Simo­ne Weil — offen­sicht­lich schon in jun­gen Jah­ren eine auf­fal­len­de Erscheinung.

1909 in Paris eine gross­bür­ger­li­che jüdi­sche Fami­lie  gebo­ren, — der Vater war Inter­nist, ihre nach Pogro­men aus Russ­land geflo­he­ne Mut­ter Pia­nis­tin — , erwies sich Simo­ne schon bald als hoch­be­gab­tes, aber auch ste­tig krän­keln­des, schwie­ri­ges und eigen­sin­ni­ges Kind. Sie konn­te mit vier schon lesen und erlang­te mit 16 ihr “bac­ca­lau­réat”. Am Lycée Hen­ri IV war sie die Lieb­lings­schü­le­rin von Emi­le Char­tier (“Alain”), der ein hohes Anse­hen als “mora­li­sche Stim­me” Frank­reichs genoss, und stu­dier­te schliess­lich an der Eli­te­hoch­schu­le “Eco­le nor­ma­le supé­ri­eu­re” Philosophie.

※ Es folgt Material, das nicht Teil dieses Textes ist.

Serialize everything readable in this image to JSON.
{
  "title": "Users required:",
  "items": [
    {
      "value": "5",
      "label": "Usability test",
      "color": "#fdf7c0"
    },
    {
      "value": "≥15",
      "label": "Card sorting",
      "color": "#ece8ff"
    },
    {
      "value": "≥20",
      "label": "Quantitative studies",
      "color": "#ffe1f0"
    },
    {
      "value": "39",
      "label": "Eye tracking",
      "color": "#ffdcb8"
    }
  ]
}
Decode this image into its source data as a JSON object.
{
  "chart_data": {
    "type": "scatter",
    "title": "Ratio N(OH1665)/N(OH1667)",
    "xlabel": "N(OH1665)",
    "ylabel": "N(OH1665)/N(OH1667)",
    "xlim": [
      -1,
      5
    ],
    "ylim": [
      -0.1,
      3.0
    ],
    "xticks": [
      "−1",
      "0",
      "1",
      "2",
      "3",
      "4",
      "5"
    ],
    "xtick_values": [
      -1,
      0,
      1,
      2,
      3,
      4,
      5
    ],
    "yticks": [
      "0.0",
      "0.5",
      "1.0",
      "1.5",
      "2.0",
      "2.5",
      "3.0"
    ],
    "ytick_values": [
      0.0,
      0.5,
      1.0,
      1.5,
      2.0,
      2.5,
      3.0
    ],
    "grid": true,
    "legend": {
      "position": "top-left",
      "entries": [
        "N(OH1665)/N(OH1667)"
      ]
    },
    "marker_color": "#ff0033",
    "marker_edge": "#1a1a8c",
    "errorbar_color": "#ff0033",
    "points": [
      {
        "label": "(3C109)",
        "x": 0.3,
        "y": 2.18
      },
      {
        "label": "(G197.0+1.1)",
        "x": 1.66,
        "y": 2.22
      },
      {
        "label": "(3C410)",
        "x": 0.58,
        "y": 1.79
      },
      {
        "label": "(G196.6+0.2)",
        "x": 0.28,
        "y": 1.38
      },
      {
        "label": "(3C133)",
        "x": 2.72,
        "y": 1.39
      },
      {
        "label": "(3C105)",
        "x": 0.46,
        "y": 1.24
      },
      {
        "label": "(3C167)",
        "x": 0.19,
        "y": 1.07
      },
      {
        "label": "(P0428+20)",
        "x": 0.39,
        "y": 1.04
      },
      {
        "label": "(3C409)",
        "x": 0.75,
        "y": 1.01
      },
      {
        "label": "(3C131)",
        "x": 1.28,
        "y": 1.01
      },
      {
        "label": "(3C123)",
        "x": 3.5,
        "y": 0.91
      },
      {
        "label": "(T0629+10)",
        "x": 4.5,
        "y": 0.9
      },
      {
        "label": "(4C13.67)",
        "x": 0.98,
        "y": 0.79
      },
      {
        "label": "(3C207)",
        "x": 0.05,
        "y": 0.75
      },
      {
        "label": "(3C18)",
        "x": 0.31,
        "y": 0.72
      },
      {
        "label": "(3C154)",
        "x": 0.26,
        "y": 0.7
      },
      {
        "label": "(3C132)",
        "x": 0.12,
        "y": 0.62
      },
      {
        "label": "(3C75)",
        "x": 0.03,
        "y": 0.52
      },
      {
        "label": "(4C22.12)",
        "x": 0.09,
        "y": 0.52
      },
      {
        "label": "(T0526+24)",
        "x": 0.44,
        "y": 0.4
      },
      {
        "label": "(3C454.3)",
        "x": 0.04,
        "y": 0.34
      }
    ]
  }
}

Eine Anek­do­te der Mit­stu­den­tin Simo­ne de Beau­voir macht deut­lich, dass die frisch­ge­ba­cke­ne Phi­lo­so­phin durch­aus nicht beab­sich­tig­te, sich in den sprich­wört­li­chen “phi­lo­so­phi­schen Elfen­bein­turm” zurück­zu­zie­hen. Anläss­lich einer Dis­kus­si­on erklär­te sie “in schnei­den­dem Tone, dass eine ein­zi­ge Sache heu­te auf Erden zäh­le: eine Revo­lu­ti­on, die allen Men­schen zu essen geben wür­de”. Als Beau­voir ent­geg­ne­te, “das Pro­blem bestehe nicht dar­in, Men­schen glück­lich zu machen, son­dern für ihre Exis­tenz einen Sinn zu fin­den”, kon­ter­te Weil schroff: “Man sieht, dass sie noch nie­mals Hun­ger gelit­ten haben”.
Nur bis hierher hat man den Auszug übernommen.